A estimativa do número de neurônios dopaminérgicos na substantia nigra é uma medida de resultado fundamental na pesquisa da doença de Parkinson. Este protocolo encurta significativamente a carga de trabalho necessária para estimar o número do neurônio. Este método fornece um processo eficiente e preciso para detectar alterações no número de neurônios dopaminérgicos e é adequado para determinar o efeito das intervenções na sobrevivência celular.
Este método poderia ser facilmente adaptado para fornecer contagem precisa de neurônios em diferentes regiões cerebrais, mantendo vantagens de custo e tempo sobre os métodos eseológicos tradicionais. Para capturar imagens IHC use o software acoplado a um microscópio confocal na ampliação de 10X. Abra o orifício de pinos para 1,5 unidades de área para capturar um plano largo totalizando 1,5 micro metros e definir o foco no lado injetado do cérebro.

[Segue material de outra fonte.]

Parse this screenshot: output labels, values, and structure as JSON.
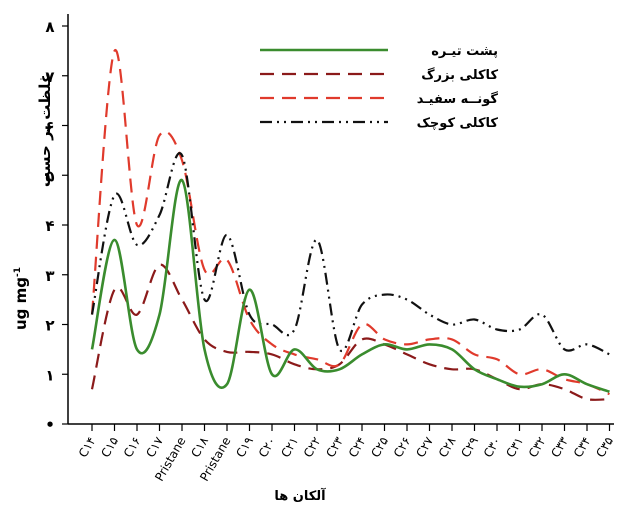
{
  "chart_data": {
    "type": "line",
    "ylabel_prefix": "ug mg",
    "ylabel_superscript": "-1",
    "ylabel_persian": "غلظت بر حسب",
    "xlabel": "آلکان ها",
    "yticks": [
      "•",
      "۱",
      "۲",
      "۳",
      "۴",
      "۵",
      "۶",
      "۷",
      "۸"
    ],
    "ylim": [
      0,
      8
    ],
    "categories": [
      "C۱۴",
      "C۱۵",
      "C۱۶",
      "C۱۷",
      "Pristane",
      "C۱۸",
      "Pristane",
      "C۱۹",
      "C۲۰",
      "C۲۱",
      "C۲۲",
      "C۲۳",
      "C۲۴",
      "C۲۵",
      "C۲۶",
      "C۲۷",
      "C۲۸",
      "C۲۹",
      "C۳۰",
      "C۳۱",
      "C۳۲",
      "C۳۳",
      "C۳۴",
      "C۳۵"
    ],
    "legend_position": "top-right",
    "series": [
      {
        "name": "پشت تیـره",
        "color": "#3a8c2e",
        "dash": "solid",
        "values": [
          1.5,
          3.7,
          1.5,
          2.2,
          4.9,
          1.5,
          0.8,
          2.7,
          1.0,
          1.5,
          1.1,
          1.1,
          1.4,
          1.6,
          1.5,
          1.6,
          1.5,
          1.1,
          0.9,
          0.75,
          0.8,
          1.0,
          0.8,
          0.65
        ]
      },
      {
        "name": "کاکلی بزرگ",
        "color": "#8b1a1a",
        "dash": "long",
        "values": [
          0.7,
          2.7,
          2.2,
          3.2,
          2.5,
          1.7,
          1.45,
          1.45,
          1.4,
          1.2,
          1.1,
          1.2,
          1.7,
          1.6,
          1.4,
          1.2,
          1.1,
          1.1,
          0.9,
          0.7,
          0.8,
          0.7,
          0.5,
          0.5
        ]
      },
      {
        "name": "گونــه سفیـد",
        "color": "#e03a2c",
        "dash": "long",
        "values": [
          2.2,
          7.5,
          4.0,
          5.8,
          5.3,
          3.1,
          3.3,
          2.1,
          1.6,
          1.4,
          1.3,
          1.2,
          2.0,
          1.7,
          1.6,
          1.7,
          1.7,
          1.4,
          1.3,
          1.0,
          1.1,
          0.9,
          0.8,
          0.6
        ]
      },
      {
        "name": "کاکلی کوچک",
        "color": "#111111",
        "dash": "dashdotdot",
        "values": [
          2.2,
          4.6,
          3.6,
          4.2,
          5.4,
          2.5,
          3.8,
          2.2,
          2.0,
          1.9,
          3.7,
          1.5,
          2.4,
          2.6,
          2.5,
          2.2,
          2.0,
          2.1,
          1.9,
          1.9,
          2.2,
          1.5,
          1.6,
          1.4
        ]
      }
    ]
  }
}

Na guia de aquisição verifique a opção de imagem de varredura de ladrilhos e defina as dimensões para 10 por quatro. Sob o painel do modo de aquisição, ajuste o zoom para 1.1 para evitar qualquer marca de costura entre as imagens de varredura de ladrilhos. Defina o tamanho do quadro para 1024 por 1024 pixels e a média de dois para garantir a aquisição de imagem de alta qualidade.
No painel de canais definir faixa um para Alexa 488 e faixa dois para Alexa 555. Carregue o slide no palco e escolha uma seção com uma mancha th forte. Clique ao vivo no painel de aquisição.
No painel de canais, defina a força do laser e ganhe níveis que maximizem o sinal e limitem o ruído de fundo. Use o indicador de intervalo para garantir que os sinais não sejam superexpostos. Repita isso com vários slides.
Na guia de aquisição verifique a caixa de posições. Para começar a imagem, use a peça ocular e escolha a primeira seção mostrando manchas th positivas. Em seguida, coloque o foco no ponto de interesse e mova o palco para a linha central da seção.
Isso salva a posição nos eixos X, Y e Z e irá visualizar uma varredura de ladrilhos capturando toda a seção. Repita isso para todos os outros slides, incluindo um site não injetado. Separar arquivos de imagem usando software apropriado e importá-los para software automatizado de análise de imagens.
Defina uma região de interesse selecionando a ferramenta de anotação da caneta para desenhar uma anotação em torno da substantia nigra pars compacta. Mova-se para a guia de análise e selecione a sintonia em tempo real no menu de análise suspensa. Isso abre uma janela separada na imagem da seção permitindo a modificação em tempo real dos parâmetros de análise.
Na seção de ampliação da análise selecione o zoom de imagem apropriado. Sob a seção de detecção de células selecione corante nuclear como o corante usado para coloração th. Ajuste o limiar de contraste nuclear, intensidade nuclear mínima, agressividade da segmentação nuclear e configurações de tamanho nuclear enquanto observe cuidadosamente a janela de ajuste do tempo.
Repita este processo com várias amostras. Uma vez que um número apropriado de imagens tenha sido amostrado e a sintonia em tempo real tenha sido ajustada de acordo, salve as configurações de análise no menu suspenso das ações de configurações. Selecione todas as imagens a serem analisadas e clique em analisar.
Escolha a configuração de análise que acabou de ser salva e na janela de análise verifique a caixa de camadas de anotação e, em seguida, marque a camada um e clique em analisar. Uma vez completa a exportação dos dados de análise de resumo para todas as seções, selecionando a opção de exportar dados de análise de objetos. Este conjunto de dados poderia ser usado para examinar alterações no tamanho da célula em resposta a uma toxina ou terapêutica.
Seis semanas após as injeções de adeno associadas ao vírus ou AAV, a injeção estereotática de AAV expressando synucleína alfa mutante A53T na substantia nigra no cérebro de rato resultou em uma redução significativa na densidade de neurônios dopaminérgicos. O número médio de neurônios th positivos por milímetro ao quadrado na substantia nigra de ratos injetados com AAV-A35T foi significativamente diminuído em comparação com o de ratos injetados com o vetor vazio AAV. Observações semelhantes foram feitas usando estereologia imparcial.
Ao tentar este protocolo tenha em mente que o software é tão útil quanto é treinado para ser. Portanto, o tempo e o cuidado devem ser tomados para garantir que uma única célula seja identificada como uma única célula. O software pode ser adaptado para medir uma intensidade de fluorescência de outras proteínas de interesses como a alfa-sinucleína para determinar se os tratamentos podem modular os níveis de proteína.
Esta técnica permitiu maior eficiência ao testar o efeito de múltiplas terapêuticas potenciais na densidade dopaminérgica do neurônio.